#Libération_Palestine

Logo Perspectives med

Pas d’extension de l’OTAN aux Présides occupés : Madrid le confirme haut et fort…

Sebta et Melilla ne seront pas incluses dans le traité fondateur de l’OTAN. Telle est la démarche voulue par l’Exécutif espagnol qui assure que cette question n’est pas à l’ordre du jour ni aujourd’hui ni lors du 32ème sommet de l’Alliance de juin prochain. Madrid qui vient de renouer avec Rabat n’entend pas torpiller le processus de réconciliation qui vient d’être scellé avec le Maroc.

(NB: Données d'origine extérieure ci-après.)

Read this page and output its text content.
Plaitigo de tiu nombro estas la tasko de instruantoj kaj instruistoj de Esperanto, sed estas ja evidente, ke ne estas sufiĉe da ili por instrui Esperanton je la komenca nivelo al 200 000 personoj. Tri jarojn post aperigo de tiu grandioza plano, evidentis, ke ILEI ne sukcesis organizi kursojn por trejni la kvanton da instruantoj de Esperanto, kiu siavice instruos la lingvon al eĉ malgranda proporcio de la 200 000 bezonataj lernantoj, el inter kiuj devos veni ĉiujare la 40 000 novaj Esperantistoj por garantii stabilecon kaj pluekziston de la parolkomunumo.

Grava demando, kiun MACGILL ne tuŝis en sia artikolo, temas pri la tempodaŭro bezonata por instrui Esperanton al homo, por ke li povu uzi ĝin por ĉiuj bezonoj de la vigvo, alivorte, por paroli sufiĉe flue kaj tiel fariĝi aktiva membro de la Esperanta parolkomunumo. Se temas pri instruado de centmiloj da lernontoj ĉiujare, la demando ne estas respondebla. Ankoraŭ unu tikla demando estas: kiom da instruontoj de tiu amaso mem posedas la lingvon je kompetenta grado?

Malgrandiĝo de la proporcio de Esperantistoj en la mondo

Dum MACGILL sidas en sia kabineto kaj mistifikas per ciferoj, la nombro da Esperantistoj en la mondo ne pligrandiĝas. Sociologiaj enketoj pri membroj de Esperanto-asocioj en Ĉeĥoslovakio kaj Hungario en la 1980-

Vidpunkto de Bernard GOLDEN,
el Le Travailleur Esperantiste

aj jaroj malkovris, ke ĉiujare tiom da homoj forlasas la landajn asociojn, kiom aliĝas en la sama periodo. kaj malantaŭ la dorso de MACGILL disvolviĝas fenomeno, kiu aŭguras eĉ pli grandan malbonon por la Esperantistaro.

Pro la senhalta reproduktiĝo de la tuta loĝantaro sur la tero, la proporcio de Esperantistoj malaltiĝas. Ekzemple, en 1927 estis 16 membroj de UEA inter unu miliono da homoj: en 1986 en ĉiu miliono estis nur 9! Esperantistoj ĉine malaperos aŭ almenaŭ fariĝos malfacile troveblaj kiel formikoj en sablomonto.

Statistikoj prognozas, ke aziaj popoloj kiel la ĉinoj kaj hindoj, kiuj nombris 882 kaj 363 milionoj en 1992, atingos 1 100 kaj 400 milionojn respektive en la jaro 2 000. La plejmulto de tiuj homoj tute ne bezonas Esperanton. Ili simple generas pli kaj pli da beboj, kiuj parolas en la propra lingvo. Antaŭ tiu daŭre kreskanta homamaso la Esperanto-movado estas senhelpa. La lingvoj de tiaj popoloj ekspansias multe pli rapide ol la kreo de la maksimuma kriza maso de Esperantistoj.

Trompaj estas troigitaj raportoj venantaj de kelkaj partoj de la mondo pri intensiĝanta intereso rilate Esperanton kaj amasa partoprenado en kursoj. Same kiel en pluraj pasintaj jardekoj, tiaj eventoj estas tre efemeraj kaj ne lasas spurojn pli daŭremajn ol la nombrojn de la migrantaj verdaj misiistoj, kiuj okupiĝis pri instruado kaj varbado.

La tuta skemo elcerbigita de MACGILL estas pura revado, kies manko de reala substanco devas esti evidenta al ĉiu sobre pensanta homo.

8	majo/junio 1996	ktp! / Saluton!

« Il n’est pas à l’ordre du jour de ce gouvernement de promouvoir un amendement au traité fondateur de l’OTAN», est-il mentionné dans le Journal officiel du Congrès des députés (Chambre basse qui forme avec le Sénat, les Cortes).La réponse est on ne peut plus claire à la demande de Pablo Cambronero Piqueras député de Ciudadanos (parti centre droit). Le représentant de cette formation s’acharnait à vouloir faire figurer les deux présides occupés dans le traité afin de « garantir, officiellement, et sur papier » qu’ils soient sous l’égide de la sécurité alliée en cas d’une éventuelle agression. L’exécutif piloté par le socialiste Pedro Sanchez ne semble pas envisager de solliciter l’extension du parapluie atlantique, répondant ainsi aux attentes exprimées par plusieurs formations politiques, Vox (extrême droite) en tête. P. Sanchez qui a rappelé, depuis Rabat, que la souveraineté espagnole s’étend aux Présides occupés et aux Iles Canaries, n’entend pas faire des Présides un « casus belli » de nature à remettre en question l’entente qui préside désormais aux relations maroco-espagnoles. Plus, à ses détracteurs qui font feu de tout bois pour savoir sur quoi ont porté les discussions qu’il a eues avec le Roi Mohammed VI, il n’a pas hésité à agiter le recours éventuel à la loi sur le « secret défense ».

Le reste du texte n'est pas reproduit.